Minh decided to add a cultural note in brackets, a soft "vietsub" touch: [Cô ấy ra dấu 'Anh yêu em' bằng ngôn ngữ ký hiệu] . It was a small addition, but it unlocked the entire scene for Vietnamese viewers who had never seen Japanese sign language.
He rewatched the film without subtitles, listening only to the tone. He noticed that when Kafuku listens to his late wife’s voice on the tape, the Japanese word “aishiteiru” (I love you) is spoken by her character in a sign language scene. She doesn’t say it aloud—she signs it. But the script had no note for that. drive my car vietsub
Minh started translating, but he got stuck. The main character, a silent driver named Misaki, barely speaks. Yet her silence in Japanese carries the weight of a painful past. How do you subtitle silence? Minh decided to add a cultural note in
When the vietsub version was released, a viewer wrote: "I didn't just watch the film. I felt like someone was driving me through every emotion. Thank you." He noticed that when Kafuku listens to his
Then came the final scene. Misaki, now driving Kafuku’s car alone, says a quiet line: "But we must go on." In Japanese, it’s simple. Minh thought of his sister stuck in traffic during Tết, of his mother waiting for news from abroad. He typed: "Nhưng mình vẫn phải đi tiếp." It wasn't just a translation of "go on"—it carried the Vietnamese spirit of resilience, of continuing the journey despite heartbreak.

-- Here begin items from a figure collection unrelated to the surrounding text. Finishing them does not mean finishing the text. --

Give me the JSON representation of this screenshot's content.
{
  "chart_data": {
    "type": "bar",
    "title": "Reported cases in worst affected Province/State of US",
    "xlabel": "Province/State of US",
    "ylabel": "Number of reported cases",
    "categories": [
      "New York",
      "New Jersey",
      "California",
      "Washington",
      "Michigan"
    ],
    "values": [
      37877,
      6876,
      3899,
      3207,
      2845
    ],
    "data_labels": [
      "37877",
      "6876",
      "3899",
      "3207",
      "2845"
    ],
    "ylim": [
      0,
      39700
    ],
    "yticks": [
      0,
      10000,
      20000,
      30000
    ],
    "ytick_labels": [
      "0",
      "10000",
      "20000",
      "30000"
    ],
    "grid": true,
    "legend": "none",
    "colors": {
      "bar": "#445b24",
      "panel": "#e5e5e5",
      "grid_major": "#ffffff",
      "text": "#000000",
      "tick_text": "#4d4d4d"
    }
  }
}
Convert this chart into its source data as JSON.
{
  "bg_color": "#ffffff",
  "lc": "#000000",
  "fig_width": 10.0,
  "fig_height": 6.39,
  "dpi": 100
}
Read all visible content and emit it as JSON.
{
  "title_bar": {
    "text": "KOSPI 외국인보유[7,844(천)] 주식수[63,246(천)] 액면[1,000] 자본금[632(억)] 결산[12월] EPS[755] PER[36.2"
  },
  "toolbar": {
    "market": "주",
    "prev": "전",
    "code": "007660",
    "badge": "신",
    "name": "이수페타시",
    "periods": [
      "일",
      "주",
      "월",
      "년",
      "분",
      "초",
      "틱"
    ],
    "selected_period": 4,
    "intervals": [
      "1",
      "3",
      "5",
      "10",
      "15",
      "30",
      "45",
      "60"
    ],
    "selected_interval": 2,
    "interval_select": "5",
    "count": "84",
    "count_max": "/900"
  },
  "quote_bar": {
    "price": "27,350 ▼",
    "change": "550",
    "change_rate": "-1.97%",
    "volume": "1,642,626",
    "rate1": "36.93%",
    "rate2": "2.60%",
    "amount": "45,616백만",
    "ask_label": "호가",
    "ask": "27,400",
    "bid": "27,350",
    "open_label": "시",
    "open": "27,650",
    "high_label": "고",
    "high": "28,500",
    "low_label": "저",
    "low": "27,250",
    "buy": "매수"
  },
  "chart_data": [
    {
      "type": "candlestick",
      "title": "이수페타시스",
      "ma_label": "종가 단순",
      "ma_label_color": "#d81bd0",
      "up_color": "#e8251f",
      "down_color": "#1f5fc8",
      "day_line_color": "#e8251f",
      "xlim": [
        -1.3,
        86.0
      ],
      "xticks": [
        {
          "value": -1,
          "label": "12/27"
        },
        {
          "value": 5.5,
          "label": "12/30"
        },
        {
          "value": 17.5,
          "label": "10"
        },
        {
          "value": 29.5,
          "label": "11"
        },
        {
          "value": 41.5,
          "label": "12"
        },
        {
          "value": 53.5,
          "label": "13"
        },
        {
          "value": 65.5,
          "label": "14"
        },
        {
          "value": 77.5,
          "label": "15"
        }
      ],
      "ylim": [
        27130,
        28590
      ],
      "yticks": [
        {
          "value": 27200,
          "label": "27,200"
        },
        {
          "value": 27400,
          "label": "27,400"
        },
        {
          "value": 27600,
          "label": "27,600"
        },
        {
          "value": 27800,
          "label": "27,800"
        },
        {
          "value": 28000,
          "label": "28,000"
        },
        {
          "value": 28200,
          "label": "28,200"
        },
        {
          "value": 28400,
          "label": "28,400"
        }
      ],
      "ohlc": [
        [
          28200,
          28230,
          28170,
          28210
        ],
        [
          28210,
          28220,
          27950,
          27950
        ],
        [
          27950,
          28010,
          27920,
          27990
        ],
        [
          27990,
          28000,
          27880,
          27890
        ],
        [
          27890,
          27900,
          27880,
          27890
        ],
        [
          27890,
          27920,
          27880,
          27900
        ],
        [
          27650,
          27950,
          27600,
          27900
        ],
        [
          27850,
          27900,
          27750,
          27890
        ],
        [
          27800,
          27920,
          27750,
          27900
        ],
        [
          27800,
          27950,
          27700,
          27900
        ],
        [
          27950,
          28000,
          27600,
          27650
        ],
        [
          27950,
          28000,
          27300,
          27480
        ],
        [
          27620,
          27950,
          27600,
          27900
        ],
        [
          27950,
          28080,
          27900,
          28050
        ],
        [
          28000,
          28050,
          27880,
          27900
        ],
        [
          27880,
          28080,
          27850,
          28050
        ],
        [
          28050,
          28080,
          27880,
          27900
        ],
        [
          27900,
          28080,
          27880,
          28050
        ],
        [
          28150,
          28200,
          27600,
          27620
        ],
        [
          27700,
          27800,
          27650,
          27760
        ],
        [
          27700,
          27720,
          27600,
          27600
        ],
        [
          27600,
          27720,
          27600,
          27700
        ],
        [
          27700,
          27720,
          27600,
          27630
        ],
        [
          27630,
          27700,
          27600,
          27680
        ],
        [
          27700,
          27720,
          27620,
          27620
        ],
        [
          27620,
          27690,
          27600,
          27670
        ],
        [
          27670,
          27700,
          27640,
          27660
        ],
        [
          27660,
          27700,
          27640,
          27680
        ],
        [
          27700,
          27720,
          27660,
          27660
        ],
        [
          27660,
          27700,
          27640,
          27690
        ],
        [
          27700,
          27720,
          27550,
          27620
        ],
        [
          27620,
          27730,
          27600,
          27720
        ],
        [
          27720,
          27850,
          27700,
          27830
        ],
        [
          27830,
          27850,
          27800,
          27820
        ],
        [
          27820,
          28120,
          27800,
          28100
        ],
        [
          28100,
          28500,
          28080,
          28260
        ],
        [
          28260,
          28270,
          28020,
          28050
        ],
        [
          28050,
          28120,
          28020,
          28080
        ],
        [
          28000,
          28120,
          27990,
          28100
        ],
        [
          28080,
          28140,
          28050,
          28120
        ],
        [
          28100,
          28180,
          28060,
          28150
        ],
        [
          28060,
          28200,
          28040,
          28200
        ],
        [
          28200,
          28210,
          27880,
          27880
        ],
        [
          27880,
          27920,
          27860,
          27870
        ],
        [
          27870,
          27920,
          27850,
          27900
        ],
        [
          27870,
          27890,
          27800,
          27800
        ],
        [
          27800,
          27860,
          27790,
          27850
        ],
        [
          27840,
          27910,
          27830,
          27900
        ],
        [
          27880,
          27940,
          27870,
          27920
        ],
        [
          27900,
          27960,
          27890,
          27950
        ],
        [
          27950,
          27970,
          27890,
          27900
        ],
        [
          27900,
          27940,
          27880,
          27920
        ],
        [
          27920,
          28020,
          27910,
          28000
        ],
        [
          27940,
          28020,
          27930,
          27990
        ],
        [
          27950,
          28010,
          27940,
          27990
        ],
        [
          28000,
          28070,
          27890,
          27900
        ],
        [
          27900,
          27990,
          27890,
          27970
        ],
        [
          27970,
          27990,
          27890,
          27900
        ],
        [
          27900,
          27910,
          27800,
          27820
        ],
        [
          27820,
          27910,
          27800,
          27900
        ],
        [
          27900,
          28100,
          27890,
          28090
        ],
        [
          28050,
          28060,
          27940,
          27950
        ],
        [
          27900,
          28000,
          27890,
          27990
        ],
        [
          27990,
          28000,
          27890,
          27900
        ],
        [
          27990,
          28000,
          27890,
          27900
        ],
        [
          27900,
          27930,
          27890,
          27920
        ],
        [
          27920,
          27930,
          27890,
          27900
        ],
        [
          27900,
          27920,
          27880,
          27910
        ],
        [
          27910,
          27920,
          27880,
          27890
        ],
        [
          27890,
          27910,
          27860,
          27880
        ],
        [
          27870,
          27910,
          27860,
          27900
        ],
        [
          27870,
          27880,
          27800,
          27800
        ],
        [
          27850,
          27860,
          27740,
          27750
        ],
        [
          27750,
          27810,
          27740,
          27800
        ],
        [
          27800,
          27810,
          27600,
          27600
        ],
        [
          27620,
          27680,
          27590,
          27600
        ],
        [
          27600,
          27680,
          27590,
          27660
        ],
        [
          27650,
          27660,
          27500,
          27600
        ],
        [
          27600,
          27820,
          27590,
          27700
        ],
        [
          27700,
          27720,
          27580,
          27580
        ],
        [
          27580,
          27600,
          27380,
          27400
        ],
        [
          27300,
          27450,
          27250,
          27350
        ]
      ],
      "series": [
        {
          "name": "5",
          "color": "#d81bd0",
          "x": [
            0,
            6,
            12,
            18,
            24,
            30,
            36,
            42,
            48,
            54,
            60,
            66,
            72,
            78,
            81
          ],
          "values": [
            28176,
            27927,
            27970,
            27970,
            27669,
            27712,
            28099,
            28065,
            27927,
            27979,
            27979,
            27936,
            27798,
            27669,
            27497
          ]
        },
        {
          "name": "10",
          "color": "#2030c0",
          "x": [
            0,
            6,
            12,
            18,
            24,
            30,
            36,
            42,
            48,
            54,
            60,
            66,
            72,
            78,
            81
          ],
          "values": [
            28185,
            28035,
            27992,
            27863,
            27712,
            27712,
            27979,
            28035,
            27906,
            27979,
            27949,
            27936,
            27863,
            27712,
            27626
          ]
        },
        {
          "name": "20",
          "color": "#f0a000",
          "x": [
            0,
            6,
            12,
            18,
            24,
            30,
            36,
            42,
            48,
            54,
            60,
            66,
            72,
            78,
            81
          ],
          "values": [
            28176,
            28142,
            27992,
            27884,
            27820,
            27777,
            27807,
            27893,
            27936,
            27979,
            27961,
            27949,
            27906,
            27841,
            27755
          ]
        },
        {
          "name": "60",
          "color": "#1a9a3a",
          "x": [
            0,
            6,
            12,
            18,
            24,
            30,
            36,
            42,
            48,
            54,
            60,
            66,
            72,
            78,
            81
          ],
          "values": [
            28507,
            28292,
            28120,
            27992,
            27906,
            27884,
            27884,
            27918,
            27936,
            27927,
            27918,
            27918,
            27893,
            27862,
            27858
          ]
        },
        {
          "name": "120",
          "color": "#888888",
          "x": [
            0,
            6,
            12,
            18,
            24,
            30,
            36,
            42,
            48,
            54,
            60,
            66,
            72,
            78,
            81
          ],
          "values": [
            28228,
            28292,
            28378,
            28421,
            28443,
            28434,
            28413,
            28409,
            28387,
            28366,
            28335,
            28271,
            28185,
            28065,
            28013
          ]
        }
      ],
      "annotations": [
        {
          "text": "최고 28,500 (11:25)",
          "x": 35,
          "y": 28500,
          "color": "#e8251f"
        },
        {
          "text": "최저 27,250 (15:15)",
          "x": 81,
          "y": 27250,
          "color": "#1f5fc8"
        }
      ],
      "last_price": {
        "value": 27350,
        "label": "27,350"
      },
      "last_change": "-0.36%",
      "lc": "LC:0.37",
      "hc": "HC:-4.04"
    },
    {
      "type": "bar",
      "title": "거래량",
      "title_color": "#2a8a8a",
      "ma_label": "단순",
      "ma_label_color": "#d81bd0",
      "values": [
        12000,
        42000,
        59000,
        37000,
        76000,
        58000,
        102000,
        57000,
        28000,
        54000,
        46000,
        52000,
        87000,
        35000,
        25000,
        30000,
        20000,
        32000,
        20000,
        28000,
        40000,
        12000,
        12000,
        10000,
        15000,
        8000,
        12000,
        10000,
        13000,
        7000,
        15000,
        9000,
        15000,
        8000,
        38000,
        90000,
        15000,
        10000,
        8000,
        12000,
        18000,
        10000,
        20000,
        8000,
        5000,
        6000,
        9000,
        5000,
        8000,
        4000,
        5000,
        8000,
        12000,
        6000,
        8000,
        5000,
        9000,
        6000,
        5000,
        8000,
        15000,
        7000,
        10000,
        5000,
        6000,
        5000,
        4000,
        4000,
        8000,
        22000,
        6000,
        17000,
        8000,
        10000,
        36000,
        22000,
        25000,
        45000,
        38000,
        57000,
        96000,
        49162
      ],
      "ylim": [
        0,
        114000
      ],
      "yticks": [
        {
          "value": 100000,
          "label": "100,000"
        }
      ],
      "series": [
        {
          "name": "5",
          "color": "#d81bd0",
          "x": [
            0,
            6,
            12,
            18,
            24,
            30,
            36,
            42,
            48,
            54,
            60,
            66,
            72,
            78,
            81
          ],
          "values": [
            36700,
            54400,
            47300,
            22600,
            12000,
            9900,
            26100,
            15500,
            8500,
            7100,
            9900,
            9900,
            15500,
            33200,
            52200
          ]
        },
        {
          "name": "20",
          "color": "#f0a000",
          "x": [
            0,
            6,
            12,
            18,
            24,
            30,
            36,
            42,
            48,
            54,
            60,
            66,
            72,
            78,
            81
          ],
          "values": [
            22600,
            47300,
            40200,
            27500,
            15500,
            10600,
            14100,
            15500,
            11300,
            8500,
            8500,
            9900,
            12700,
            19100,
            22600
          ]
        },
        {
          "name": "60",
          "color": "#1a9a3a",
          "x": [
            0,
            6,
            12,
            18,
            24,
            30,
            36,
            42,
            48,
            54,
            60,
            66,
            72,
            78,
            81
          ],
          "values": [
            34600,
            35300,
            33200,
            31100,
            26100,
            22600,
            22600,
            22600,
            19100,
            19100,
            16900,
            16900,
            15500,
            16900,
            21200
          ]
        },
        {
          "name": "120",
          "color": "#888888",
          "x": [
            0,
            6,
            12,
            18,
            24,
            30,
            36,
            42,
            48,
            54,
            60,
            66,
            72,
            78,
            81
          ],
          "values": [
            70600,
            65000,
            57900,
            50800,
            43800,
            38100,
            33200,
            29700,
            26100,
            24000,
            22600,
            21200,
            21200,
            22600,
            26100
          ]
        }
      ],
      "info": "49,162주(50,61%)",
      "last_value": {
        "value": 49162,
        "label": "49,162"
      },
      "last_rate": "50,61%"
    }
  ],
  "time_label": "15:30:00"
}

The film was about a stage actor director, Yusuke Kafuku, who copes with loss by driving his red Saab and listening to a multi-lingual recording of Uncle Vanya . Most of the dialogue was sparse, quiet, and layered with unspoken grief.
From then on, whenever Minh started a new project, he whispered to himself: "Drive my car. Don't just translate the map—take them on the journey."